Sergeant Thraves is an RAF nurse and part-time reservist with No 4626 Aeromedical Evacuation Squadron.
The squadron is part of the medical operations group and sits with Tactical Medical Wing based at RAF Brize Norton. Thraves has recently returned from operations, where she worked as part of a light surgical group; a deployed hospital specialising in damage control resuscitation, damage control surgery and intensive care (ITU).
Thraves’s journey with the RAF began in 2008, when she joined 4626 Squadron as a medical assistant. On an operational tour in Afghanistan she decided to commit to nurse training.
“I was a medic at the time, and I saw the job that the aeromedical evacuation nurses did and the benefit they provided to the injured personnel coming home, and that propelled me into doing the same thing.”
Thraves stayed with 4626 Squadron throughout her full-time, three-year degree course. She qualified as a nurse in 2015 and in civilian life is a nurse in the Emergency Department at the John Radcliffe Hospital in Oxford.
“I kept up my work with 4624 on top of my full-time study and did part time work to pay my way, even though there was a bursary to cover student fees, being part of the reserves really helped.”
4626 Squadron was formed at RAF Wroughton in 1983 and has provided trained medical and nursing personnel to every major air operation in the last forty years. The squadron specialises in aeromedical evacuation, pre-hospital, and primary healthcare. Its personnel are recruited from the NHS and private healthcare sector and from across England and Wales.
Describing her experiences as a nurse on operations, Sergeant Thraves talks highly of the incredible teamwork she has experienced. She explains how the different specialisms, theatre nurse, ITU nurse, emergency medicine nurse, all worked seamlessly to share information.

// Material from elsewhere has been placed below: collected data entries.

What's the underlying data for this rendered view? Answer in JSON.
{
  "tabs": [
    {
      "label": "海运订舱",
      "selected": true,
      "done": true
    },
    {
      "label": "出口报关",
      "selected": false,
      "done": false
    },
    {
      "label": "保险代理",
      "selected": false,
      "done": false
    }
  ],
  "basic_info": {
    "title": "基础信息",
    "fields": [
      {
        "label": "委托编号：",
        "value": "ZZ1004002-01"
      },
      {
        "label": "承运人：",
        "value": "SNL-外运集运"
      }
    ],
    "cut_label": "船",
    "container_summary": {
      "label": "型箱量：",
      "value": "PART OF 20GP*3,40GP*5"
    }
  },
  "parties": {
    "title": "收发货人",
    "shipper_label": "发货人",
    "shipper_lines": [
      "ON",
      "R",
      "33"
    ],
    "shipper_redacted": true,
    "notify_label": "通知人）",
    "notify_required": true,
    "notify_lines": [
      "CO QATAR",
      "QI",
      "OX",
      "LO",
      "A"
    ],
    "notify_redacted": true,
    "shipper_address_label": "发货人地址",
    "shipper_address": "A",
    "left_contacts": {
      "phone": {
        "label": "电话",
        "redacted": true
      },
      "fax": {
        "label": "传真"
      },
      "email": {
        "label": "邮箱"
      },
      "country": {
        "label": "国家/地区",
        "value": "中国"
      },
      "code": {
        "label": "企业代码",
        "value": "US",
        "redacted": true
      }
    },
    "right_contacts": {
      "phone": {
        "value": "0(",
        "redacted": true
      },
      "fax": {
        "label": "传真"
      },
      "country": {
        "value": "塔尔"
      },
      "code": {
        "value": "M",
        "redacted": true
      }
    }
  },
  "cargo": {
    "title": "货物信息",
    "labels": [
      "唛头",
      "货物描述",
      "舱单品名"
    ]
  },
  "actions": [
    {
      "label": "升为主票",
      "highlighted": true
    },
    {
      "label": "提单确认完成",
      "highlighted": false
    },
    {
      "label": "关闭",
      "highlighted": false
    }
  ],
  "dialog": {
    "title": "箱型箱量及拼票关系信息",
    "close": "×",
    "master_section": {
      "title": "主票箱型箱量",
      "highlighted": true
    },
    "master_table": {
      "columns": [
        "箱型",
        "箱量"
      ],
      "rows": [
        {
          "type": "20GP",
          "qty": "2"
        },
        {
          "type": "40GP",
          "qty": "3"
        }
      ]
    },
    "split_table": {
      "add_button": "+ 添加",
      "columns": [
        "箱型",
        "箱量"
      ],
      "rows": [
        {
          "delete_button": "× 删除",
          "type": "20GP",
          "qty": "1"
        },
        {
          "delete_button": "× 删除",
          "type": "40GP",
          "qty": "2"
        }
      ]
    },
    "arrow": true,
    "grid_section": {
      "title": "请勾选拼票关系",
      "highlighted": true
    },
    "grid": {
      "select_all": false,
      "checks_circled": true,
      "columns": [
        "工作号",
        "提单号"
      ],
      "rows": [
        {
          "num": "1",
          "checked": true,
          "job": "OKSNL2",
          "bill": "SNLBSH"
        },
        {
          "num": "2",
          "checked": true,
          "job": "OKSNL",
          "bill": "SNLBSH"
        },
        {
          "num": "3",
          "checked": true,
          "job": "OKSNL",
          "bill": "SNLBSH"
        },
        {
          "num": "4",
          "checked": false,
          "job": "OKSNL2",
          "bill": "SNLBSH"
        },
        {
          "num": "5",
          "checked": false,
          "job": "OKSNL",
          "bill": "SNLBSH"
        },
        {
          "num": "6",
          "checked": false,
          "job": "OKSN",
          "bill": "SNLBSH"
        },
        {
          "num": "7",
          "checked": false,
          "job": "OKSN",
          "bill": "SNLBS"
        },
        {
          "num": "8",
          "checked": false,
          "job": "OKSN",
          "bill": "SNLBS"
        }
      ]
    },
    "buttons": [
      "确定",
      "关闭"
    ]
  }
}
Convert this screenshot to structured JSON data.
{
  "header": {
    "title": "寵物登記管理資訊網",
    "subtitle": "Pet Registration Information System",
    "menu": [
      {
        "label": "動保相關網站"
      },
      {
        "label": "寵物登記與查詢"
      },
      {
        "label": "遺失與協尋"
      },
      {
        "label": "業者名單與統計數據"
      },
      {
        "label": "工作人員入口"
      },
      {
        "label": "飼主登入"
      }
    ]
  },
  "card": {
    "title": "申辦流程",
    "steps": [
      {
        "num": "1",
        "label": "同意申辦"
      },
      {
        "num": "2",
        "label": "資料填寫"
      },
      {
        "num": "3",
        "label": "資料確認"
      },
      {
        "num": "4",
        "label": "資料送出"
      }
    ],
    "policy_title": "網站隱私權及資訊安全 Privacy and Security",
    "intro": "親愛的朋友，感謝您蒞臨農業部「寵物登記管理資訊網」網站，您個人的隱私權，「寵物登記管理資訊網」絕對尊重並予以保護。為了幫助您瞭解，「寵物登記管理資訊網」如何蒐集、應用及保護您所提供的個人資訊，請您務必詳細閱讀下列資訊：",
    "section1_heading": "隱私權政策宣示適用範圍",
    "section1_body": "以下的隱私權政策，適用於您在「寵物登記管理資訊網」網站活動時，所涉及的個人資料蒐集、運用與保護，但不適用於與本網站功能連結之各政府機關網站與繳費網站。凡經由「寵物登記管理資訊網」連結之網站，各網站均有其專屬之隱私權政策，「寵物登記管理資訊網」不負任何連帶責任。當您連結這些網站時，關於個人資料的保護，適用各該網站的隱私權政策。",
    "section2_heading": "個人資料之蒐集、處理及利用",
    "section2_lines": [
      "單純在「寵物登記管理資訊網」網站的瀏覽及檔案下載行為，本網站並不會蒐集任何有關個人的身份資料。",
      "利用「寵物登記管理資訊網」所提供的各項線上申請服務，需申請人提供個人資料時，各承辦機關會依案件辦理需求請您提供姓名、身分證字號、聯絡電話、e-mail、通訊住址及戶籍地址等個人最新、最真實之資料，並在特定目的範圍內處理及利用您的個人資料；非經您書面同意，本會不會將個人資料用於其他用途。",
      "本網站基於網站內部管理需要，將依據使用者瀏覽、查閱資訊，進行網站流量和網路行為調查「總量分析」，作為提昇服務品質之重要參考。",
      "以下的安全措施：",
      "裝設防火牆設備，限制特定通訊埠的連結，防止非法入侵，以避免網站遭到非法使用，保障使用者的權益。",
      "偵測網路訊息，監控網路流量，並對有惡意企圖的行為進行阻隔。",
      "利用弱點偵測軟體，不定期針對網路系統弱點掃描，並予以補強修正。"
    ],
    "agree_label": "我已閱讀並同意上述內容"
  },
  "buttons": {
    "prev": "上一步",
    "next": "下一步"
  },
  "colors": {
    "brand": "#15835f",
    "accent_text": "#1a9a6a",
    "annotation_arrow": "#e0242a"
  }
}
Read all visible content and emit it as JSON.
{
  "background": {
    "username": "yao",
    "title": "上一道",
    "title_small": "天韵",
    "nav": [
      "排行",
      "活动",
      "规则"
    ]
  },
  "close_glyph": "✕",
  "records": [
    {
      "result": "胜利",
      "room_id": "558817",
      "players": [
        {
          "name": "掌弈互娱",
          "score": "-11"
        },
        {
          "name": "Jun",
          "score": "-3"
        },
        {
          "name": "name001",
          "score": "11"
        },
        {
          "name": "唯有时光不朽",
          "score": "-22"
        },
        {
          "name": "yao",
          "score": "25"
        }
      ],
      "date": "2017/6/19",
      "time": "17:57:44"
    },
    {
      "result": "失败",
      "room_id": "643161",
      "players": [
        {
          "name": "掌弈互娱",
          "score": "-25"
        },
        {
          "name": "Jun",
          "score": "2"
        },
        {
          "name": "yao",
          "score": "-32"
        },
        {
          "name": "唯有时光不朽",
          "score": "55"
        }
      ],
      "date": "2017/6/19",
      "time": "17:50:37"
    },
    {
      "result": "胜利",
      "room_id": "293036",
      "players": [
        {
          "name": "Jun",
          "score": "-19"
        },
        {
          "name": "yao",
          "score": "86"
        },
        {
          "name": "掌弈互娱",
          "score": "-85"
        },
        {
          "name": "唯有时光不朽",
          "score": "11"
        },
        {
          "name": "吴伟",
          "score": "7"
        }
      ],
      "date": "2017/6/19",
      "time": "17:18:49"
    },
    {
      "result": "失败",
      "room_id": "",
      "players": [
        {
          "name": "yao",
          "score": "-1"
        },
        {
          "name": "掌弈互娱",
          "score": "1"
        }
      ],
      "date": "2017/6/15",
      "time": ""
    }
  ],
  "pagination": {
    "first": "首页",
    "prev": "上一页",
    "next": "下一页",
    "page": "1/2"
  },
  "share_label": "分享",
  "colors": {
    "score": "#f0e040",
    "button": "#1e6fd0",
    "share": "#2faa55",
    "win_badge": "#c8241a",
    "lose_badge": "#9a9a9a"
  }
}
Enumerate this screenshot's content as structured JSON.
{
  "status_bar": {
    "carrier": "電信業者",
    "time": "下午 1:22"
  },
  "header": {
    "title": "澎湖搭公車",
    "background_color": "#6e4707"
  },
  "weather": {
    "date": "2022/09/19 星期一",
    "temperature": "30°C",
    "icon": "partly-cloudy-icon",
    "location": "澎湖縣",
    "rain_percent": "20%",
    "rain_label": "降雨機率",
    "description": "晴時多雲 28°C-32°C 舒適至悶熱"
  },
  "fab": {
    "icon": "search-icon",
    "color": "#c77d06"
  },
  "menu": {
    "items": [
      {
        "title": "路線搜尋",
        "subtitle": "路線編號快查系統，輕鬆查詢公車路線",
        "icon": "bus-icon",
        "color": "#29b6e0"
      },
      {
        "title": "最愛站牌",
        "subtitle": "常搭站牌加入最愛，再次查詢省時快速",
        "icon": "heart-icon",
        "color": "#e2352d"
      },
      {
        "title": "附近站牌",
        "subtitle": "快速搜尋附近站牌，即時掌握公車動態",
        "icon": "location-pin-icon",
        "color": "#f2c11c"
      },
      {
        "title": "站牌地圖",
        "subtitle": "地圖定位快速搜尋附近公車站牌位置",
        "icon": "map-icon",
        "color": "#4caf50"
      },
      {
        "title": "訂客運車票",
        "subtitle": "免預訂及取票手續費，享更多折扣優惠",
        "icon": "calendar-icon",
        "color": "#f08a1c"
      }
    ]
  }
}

When it comes to recommending nursing as a profession, Sergeant Thraves is realistic. She has a foot in both camps, the RAF and the NHS. She has experienced a pandemic in an NHS hospital and operations with the RAF. She says that it’s been an incredible opportunity, developing as a nurse and working with the military in such an amazing team and would recommend nursing as a career, but it is not for the faint hearted.
“There are so many different options in nursing, and so many different types of nurses. It does not matter where you are in the world, nurses are a key element to every kind of medical service. And that is echoed within our profession with the backgrounds and cultures we embody, and the differences they bring.”